We computed correlation coefficients to show the conserved relationship of imprinted gene frequency in human, mouse, and cattle. For SINEs and LINEs, correlation coefficients between all pair-wise species were strongly positive (Table 1). For LTRs, each correlation was significantly positive between pair-wise human/cattle and human/mouse, respectively. However the pair-wise mouse/cattle correlation did not show a significant p-value (Pearson's correlation coefficients = 0.21, Spearman's rho = 0.33, Kendall's tau = 0.22). This was because there are a small number of common genes between mouse/cattle compared to human/cattle and human/mouse.

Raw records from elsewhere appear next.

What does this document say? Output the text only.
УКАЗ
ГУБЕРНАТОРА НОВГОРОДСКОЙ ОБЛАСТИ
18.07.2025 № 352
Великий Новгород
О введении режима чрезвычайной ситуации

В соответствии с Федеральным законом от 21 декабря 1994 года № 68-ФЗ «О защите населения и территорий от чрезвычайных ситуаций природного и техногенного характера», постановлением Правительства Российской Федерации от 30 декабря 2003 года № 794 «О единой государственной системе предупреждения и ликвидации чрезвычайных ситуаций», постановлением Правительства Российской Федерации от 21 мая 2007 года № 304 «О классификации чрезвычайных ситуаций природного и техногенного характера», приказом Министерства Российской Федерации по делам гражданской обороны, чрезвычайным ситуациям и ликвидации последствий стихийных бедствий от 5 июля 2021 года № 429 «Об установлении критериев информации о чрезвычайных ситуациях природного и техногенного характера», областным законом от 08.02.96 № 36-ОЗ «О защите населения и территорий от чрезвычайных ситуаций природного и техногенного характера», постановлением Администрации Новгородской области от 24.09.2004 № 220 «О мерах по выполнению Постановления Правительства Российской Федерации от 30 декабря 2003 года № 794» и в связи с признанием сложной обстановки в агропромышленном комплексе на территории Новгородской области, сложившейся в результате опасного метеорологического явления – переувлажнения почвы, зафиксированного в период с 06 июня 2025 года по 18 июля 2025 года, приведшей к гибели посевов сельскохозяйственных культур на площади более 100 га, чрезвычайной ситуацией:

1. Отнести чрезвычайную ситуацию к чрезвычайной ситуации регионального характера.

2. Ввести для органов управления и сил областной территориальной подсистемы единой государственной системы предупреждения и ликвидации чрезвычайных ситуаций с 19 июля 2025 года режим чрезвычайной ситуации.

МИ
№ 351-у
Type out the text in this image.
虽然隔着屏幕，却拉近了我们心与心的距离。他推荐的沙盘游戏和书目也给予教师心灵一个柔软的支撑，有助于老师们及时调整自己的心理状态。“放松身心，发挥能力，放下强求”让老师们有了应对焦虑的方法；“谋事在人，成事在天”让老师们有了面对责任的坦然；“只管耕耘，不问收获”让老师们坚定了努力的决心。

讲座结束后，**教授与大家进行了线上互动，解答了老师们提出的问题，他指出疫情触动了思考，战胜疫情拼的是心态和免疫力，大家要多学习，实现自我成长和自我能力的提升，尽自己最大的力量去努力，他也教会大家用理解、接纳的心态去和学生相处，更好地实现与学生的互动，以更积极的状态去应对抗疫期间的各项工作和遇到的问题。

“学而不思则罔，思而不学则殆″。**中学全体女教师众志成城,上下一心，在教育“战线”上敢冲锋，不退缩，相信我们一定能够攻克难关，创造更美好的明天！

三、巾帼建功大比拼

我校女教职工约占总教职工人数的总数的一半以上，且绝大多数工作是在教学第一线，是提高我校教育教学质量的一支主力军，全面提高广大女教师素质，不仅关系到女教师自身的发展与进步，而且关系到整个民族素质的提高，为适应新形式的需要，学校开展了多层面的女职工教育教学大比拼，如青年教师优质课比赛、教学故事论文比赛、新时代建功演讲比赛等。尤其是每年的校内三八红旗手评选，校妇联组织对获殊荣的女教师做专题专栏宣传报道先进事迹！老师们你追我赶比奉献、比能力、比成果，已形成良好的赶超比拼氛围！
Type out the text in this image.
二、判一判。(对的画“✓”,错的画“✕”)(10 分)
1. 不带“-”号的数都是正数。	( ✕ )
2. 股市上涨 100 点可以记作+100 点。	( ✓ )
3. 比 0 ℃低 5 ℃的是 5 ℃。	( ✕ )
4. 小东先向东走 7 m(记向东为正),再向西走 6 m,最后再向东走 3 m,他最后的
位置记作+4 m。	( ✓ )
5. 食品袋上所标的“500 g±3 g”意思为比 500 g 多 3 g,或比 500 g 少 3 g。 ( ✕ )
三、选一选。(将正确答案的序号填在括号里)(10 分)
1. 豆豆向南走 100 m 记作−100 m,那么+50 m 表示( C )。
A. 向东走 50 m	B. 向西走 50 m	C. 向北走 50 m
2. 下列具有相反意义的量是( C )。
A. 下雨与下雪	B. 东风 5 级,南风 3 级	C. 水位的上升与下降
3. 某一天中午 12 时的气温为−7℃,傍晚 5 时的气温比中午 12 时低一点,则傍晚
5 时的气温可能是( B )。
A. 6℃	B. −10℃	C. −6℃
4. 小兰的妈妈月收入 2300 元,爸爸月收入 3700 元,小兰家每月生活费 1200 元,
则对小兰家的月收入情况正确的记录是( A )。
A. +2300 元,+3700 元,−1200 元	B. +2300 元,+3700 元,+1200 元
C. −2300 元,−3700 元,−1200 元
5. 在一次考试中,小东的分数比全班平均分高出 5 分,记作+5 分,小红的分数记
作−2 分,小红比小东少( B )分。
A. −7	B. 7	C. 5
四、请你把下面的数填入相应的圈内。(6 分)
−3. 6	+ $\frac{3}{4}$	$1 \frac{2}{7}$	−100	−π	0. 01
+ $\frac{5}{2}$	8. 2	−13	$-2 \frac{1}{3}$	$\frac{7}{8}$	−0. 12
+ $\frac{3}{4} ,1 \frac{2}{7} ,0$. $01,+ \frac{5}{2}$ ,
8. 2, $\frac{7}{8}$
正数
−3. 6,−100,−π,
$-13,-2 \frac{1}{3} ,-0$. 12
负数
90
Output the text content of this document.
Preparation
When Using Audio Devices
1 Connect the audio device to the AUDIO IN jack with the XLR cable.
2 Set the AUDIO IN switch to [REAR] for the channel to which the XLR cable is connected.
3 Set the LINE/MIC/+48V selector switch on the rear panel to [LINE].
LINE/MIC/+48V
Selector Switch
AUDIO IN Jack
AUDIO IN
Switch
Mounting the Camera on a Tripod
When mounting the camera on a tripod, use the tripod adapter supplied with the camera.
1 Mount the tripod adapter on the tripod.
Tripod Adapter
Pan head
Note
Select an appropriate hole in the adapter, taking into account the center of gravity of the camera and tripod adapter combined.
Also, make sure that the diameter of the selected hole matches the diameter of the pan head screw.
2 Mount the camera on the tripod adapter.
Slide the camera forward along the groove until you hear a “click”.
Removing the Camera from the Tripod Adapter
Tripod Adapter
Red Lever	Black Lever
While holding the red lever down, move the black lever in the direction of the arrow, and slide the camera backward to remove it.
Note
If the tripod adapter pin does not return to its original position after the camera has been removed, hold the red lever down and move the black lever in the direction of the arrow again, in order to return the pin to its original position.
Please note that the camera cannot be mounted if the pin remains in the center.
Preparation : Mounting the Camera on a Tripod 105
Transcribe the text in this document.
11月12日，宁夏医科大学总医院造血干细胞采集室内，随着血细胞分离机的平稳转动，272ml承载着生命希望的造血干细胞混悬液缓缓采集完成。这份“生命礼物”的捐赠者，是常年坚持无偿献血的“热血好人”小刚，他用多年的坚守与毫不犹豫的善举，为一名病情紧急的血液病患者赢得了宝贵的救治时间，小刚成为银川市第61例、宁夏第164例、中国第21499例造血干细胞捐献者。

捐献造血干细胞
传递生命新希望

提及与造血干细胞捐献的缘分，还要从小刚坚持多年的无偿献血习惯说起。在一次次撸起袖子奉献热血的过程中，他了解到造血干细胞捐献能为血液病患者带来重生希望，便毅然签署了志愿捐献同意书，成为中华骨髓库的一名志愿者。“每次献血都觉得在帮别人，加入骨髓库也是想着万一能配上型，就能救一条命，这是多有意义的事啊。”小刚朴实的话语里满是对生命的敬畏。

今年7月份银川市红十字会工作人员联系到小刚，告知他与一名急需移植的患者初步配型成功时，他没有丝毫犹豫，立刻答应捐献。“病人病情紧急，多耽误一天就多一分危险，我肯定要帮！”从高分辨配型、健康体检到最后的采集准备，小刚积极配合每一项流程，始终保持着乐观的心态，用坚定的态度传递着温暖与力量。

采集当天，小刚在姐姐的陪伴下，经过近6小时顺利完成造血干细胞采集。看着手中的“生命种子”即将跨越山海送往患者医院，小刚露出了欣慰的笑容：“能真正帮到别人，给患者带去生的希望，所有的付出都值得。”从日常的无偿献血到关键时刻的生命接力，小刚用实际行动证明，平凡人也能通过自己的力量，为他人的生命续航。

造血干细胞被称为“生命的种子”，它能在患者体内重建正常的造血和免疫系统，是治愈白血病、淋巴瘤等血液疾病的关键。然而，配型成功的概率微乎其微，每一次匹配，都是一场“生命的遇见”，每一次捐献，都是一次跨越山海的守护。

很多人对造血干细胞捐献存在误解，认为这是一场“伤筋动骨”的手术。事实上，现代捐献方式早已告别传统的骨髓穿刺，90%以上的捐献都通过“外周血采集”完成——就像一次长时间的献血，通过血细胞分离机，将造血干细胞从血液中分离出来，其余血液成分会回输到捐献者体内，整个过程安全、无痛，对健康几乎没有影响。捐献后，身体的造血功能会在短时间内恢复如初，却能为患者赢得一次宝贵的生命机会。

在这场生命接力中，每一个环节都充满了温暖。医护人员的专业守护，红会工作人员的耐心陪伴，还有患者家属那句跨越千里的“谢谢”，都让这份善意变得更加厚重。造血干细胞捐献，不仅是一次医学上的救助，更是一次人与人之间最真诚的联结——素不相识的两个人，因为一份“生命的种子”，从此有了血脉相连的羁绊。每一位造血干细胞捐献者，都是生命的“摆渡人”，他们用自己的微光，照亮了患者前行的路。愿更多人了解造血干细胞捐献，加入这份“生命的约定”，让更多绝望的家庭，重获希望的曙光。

Though LTRs of pair-wise mouse/cattle were nonsignificant, these repetitive elements might be useful indicators for identifying imprinted genes because the data point of LTRs was much smaller than SINEs and LINEs. A higher correlation coefficient reflects a strong linear relationship between two variables. As the numbers of repetitive elements increase in human and mouse, they also increase in cattle; therefore, the correlation of these repetitive elements shows that for these two species, repetitive counts indicate the possibility of similarity. Because SINEs have shorter repeat sequence units than LINEs and LTRs in the genome, the correlation between human, mouse, and cattle had a stronger probability of similarity.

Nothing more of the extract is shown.